The cost of all that data-crunching power can easily reach into the hundreds of thousands or even many millions of dollars. Brown and Sandholm estimate that at current cloud computing prices, it would cost less than $150 to train Pluribus. And, once trained, the algorithm is so light-weight, Brown and Sandholm could run it on a conventional 128 GB laptop.
The secret to Pluribus’ efficiency is a simple, but elegant way of strategizing. Libratus and many other game-playing A.I.’s “look ahead” to see how a strategy is likely to play out through to the end of a game, but this is too computationally difficult for a six-player game, especially given that each opponent can change their own strategy in response to what every other player around the table is betting. Brown and Sandholm found that Pluribus could achieve super-human performance by simply exploring the possibilities two or three rounds into the future and assuming the other players chose one of four possible strategies each round.
This finding may also have big implications for real-world A.I. applications: it may turn out to be easier and less expensive to create algorithms capable of advising human decision-makers under conditions of uncertainty than previously assumed.
A New Style of Hold ‘Em
The most immediate impact of Pluribus, though, is likely to be in the world of poker itself: Since the algorithm learned entirely from self-play, it can discover strategies and tactics beyond those found in poker lore.

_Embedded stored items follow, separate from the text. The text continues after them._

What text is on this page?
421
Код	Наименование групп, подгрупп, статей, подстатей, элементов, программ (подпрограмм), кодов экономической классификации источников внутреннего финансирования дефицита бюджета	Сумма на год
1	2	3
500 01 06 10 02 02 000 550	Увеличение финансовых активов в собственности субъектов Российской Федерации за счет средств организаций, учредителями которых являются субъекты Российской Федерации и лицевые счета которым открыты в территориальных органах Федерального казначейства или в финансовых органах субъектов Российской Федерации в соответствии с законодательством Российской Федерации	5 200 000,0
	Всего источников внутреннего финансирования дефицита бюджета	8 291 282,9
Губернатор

For instance, conventional poker wisdom holds that if a player has been conservative on a betting round and merely checked, meaning the player declines to bet, or called, meaning the player matches the bets of the others, that player should not start the next betting round by raising. Yet, in its games against the human pros, Pluribus found this tactic—which is known as “donk betting”—could actually be effective. Pluribus also makes far more aggressive bets than human players tend to. And it plays a far more balanced game—varying whether to bluff or fold with a bad hand and whether to bet aggressively or conservatively when holding a good hand —than most human players. That makes it difficult for opponents to gain much information about Pluribus’ hand from its betting strategy.
Brown says the human pros that played Pluribus are already planning on adapting such strategies in their own future games.
So, while an A.I. is never going to bequeath you an ace that you can keep, like Rodgers’ grizzled gambler it might just give you something far more valuable: wisdom.